Viruses: what are they good for?
What’s the first word that comes into your mind when you think of the ‘virus’? For most people, it’s probably ‘infection’, ‘flu’, ‘dangerous’, ‘disease’. And that’s hardly surprising since every time we hear anything about viruses it’s usually about an outbreak of a disease – think back to Ebola, Zika, Influenza, etc. But, what if there’s more to viruses than we give them credit for, and while some are bad, some might, in fact, be rather good?
Perhaps the best-known use of viruses in the science and technology industries is that of gene therapy. Viruses infect host cells by introducing their genetic material, be it DNA or RNA, into the cell allowing their genetic material to be replicated by the cell. Gene therapy relies on this ability of viruses; scientists are able to remove all the disease-causing genes from viruses and replace them with genes they want to introduce to patients. There have been over two thousand clinical trials for viral gene therapy, and a number of treatments have been approved.
One of the treatments which has received approval from the European Marketing Authorisation (EMA) is that for Adenosine-deaminase deficiency (also known as ADA-SCID). ADA-SCID is a genetic disorder which causes immunodeficiency; patients with a defective gene for adenosine deaminase, an enzyme without which the immune system is severely lacking or compromised. By replacing viral genes with functioning genes encoding adenosine deaminase, viral gene therapy aids in reconstructing the immune system in ADA-SCID patients.
Viruses can also be utilised in the treatment of some cancers. Oncolytic viruses are viruses which can infect and destroy cancerous cells. Clinical trials have revealed that viruses can be delivered to patients with limited toxicity, yielding positive results, particularly when treatment is provided alongside chemotherapy.

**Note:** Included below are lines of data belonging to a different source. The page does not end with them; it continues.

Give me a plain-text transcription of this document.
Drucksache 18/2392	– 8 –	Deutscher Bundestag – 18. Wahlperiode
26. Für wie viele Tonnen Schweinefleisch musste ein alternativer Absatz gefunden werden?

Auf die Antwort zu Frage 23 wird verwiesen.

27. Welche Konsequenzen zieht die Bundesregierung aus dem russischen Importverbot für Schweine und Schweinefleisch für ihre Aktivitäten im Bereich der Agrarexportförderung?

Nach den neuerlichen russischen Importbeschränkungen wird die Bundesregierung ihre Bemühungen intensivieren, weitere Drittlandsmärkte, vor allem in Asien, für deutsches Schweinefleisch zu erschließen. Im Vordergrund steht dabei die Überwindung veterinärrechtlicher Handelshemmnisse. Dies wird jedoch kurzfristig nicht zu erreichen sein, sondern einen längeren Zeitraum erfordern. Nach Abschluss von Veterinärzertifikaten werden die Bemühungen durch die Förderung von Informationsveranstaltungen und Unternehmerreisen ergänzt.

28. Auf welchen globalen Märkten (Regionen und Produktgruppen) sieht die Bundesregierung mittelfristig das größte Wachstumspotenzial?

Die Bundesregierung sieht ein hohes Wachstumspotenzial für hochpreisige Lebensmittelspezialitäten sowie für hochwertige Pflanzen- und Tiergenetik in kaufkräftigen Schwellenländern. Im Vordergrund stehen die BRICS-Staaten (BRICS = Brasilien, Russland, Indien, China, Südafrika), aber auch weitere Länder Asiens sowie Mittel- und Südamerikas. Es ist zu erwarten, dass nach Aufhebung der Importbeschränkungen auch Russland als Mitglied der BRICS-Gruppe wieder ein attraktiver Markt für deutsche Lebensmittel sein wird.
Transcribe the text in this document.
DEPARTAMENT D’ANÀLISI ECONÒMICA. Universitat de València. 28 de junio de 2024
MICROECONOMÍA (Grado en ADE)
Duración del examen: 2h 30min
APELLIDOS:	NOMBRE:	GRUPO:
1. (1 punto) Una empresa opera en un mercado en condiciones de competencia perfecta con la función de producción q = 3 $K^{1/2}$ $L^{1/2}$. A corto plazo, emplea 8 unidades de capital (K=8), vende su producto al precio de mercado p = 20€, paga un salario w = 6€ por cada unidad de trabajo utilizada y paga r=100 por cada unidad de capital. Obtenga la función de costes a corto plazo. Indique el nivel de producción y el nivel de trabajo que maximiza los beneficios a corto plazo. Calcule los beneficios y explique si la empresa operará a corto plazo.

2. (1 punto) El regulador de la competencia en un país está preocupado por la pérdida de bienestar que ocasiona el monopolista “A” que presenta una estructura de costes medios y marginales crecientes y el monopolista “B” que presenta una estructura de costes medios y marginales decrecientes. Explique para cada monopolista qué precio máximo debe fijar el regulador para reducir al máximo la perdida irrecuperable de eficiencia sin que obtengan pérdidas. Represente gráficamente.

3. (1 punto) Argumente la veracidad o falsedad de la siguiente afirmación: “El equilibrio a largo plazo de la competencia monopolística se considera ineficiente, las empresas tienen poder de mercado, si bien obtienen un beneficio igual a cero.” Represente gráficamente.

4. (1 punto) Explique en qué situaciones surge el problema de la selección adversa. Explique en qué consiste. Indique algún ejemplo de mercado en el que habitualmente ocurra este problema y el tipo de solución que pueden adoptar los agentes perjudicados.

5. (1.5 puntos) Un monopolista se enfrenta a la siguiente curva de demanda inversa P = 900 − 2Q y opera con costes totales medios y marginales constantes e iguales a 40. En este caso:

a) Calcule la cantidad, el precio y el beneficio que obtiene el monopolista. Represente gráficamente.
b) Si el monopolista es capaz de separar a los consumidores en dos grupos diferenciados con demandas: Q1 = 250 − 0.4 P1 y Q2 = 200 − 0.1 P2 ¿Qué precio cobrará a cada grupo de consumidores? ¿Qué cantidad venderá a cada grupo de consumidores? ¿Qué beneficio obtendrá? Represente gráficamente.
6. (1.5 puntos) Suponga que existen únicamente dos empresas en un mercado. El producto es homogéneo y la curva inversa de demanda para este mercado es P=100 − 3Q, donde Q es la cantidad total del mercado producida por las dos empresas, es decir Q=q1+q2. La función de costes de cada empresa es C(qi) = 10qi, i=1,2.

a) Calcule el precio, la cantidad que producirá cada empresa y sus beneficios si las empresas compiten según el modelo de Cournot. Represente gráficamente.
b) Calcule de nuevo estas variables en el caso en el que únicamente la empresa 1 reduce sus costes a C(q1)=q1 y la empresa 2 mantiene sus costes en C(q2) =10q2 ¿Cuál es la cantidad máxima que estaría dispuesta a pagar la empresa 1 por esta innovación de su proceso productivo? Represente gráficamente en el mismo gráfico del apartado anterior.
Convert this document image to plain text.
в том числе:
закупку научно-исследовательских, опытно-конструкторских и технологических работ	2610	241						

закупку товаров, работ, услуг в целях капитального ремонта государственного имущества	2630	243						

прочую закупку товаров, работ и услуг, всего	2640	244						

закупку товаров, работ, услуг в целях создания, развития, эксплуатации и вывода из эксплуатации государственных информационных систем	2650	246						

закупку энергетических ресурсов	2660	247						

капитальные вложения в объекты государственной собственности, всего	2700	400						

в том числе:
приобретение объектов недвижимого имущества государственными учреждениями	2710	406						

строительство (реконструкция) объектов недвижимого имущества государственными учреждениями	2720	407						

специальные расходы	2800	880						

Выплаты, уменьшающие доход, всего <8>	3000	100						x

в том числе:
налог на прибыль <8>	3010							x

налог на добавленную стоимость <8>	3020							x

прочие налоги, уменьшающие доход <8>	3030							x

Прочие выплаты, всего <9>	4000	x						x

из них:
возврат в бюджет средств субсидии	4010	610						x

In 2016, the National Institute for Health and Care Excellence (NICE) approved the use of talimogene laherparepvec (better known as T-VEC) as a treatment for cancer within the NHS – namely, melanoma. Scientists genetically modified the herpes simplex virus, the causative agent of cold sores, such that the virus targeted melanoma cells, replicated inside them and subsequently killed them by forcing them to burst. The drug is injected directly into melanoma lesions, though recent research from the University of Leeds showed that T-VEC continues to have its cancer cell-killing ability even when injected into the bloodstream. The study revealed that white blood cells are able to reactive the virus as it makes its way to the site of the tumour via the blood.
Aside from medicine, viruses are also being used in other fields, such as materials science. Viruses are being used as biological nanoparticle scaffolds for the growth of minerals, or as cages for the entrapment of substances from the environment. The bacteriophage M13 has been used in material science as a template to assemble nano-wires used in batteries. The M13 bacteriophage has also been used to harvest light; it was demonstrated that photochemical energy in the form of compounds called porphyrins spontaneously absorbed to the surface of the virus.
While there are many viruses which cause disease to humans, animals, and even bacteria, there are ways in which scientists to use and manipulate these viruses for the good of science. Be it in gene therapy, viral cancer therapy, or nanotechnology and material science, viruses do more than just harm.